Amazingly beautiful, super smart and driven to movies that deal with controversial subjects, it’s not hard to imagine Iranian actress Golshifteh Farahani giving Angelina Jolie a run for her money. In her 30 years, and largely without even trying, Farahani has caused quite a stir. In 2006, the actress, who has been famous in her country since the age of 14, attended the premiere of Ridley Scott’s Body of Lies, without wearing her country’s traditional veil, which raised the ire of officials back in Iran. And the pressure on her at home only intensified when, last year, she chose to bare a breast in a short internet video done by the academy that gives out the César—the French version of the Oscar. At that point, Farahani was asked not to return to live in Iran, and set up base in Paris. Since then her international profile has only gotten risen: she’s appeared in the insider fashion glossy, W Magazine, and has won rave reviews for her latest film, The Patience Stone, a war drama, which was selected as the Afghan Entry for Best Foreigh Language Oscar, and has just opened in the U.S.
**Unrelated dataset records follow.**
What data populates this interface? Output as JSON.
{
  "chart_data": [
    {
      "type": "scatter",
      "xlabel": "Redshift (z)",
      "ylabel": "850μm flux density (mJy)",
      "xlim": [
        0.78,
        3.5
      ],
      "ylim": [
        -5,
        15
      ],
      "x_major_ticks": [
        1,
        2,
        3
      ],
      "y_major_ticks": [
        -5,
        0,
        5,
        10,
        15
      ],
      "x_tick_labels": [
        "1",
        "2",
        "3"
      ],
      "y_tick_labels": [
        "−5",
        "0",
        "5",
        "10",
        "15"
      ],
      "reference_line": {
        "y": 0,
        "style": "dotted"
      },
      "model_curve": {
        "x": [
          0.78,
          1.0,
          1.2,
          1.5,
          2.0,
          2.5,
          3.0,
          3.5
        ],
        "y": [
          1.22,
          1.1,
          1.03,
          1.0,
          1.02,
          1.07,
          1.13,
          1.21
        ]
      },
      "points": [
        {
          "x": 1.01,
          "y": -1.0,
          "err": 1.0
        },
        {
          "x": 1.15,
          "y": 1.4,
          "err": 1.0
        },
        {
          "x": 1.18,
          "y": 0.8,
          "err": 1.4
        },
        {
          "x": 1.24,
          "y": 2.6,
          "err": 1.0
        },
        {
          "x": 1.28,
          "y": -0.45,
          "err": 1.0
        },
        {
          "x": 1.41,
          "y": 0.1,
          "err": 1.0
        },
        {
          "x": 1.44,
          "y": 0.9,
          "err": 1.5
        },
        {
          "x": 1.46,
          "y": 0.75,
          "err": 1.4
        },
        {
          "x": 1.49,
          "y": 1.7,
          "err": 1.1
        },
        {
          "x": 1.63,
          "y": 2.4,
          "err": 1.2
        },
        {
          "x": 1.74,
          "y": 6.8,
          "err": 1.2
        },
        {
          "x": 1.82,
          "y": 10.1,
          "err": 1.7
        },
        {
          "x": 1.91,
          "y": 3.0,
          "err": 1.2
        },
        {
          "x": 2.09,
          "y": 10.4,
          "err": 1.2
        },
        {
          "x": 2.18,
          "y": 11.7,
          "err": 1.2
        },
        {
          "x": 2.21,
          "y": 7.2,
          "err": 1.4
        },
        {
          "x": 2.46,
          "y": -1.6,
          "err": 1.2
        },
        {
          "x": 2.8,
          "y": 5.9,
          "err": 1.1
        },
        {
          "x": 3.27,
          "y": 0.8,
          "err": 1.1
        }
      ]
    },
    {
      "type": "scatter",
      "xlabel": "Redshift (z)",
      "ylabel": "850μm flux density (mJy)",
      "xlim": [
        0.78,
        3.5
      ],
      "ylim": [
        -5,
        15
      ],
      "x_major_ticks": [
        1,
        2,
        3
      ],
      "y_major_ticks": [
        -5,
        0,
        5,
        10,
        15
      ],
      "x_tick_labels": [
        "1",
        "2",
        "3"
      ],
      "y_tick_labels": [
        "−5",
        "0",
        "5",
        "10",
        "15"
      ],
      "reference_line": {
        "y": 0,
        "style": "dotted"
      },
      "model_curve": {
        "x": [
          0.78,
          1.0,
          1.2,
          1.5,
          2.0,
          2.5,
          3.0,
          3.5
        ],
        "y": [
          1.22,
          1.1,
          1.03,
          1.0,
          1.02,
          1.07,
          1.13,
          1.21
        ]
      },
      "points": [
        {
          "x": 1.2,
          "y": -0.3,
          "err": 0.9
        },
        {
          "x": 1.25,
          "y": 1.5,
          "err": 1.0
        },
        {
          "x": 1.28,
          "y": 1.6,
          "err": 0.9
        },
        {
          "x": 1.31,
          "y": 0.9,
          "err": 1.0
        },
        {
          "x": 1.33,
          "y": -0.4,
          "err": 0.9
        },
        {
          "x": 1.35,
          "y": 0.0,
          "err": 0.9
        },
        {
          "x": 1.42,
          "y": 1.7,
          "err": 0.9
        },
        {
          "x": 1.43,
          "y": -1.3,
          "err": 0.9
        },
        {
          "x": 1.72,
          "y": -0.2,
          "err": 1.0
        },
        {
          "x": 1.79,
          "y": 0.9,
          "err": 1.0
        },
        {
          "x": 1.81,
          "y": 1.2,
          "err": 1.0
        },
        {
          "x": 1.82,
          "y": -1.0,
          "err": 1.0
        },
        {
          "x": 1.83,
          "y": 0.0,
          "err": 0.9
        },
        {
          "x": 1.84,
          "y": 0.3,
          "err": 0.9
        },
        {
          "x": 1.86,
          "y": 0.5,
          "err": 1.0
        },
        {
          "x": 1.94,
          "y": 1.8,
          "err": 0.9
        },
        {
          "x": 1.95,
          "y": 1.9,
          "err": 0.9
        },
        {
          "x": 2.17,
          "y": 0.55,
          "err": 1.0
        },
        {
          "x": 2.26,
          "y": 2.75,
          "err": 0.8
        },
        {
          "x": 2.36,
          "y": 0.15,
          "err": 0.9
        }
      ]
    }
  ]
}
Though a few other subjects pop in and out of the action, the subtitled film is basically a one-woman tour de force for Farahani. She is on screen for virtually every second of the film, in which she is cast as an Afghan wife and mother tending to her wounded, and now comatose, soilder husband in the midst of the Afghan War as bombs regularly explode outside their home. (Yes, an Adam Sandler movie it is not.) As she speaks to him—he cannot respond, nor it it clear if he can even hear her—she slowly reveals all her secrets, some small, some mighty, and in doing so makes a moving statment about the plight of women in Afghan society. "The director absolutely didn’t want me to play this role at first. He thought I was too young, too joyful," Farahani says. "But when I read the book [of the same name], I knew I had to play that part. I did everything to get it. On the surface, I may not have many things in common with the character, but deep inside, as a woman, I do. I am an invdividual and she is an individual in a country that doesn’t want any individuals. They don’t have any space in society. They are told to be like the others. Life is about your family, your tribe, your society. If you fail them, you fail society. And I’ve had, more or less, the same experience, passing my life in exile."
As dreary as the subject matter may sound, there are bits of joy and humor to be found, especially in the scenes she shares with her more wordly aunt, who dispenses life lessons while applying lipstick, an act that seems an almost decadent given the dire circumstances in the rest of the film. "When you wear makeup, you want to make yourself beautiful," says Farahani. "It’s like a flower making itself more beautiful for the bees. She’s happy that she’s beautiful; she’s accepted that she’s beautiful. The aunt teaches her that a body can be used for sexual pleasure—that it’s not just a surface for suffering—and she starts to know her soul and mind in another way. But when you are suffering and carrying tons of guilt on your shoulders, you never have the time, you can never even imagine putting on makeup."
Farahani herself wore a headscarf growing up in Iran, but for her, it wasn’t oppressive. "The headscarf is the last thing you would ever think about. It becomes like a dress, or a shirt, like a dress code," she explains. "I had so much pleasure growing up in Iran. We had a normal life. I went to music school; it’s not at all what people think or what the media makes it out to be. Outside you wear a headscarf, but you have a crazy wide life—you have theater, you have art—there’s this enormous vibrant energy. You learn that life is now and tomorrow might not exist, so you have to live in the moment. You’re always fighting as a woman, as a artist, as a young person. It is not a dead-end. We are survivors. You find a way to express yourself."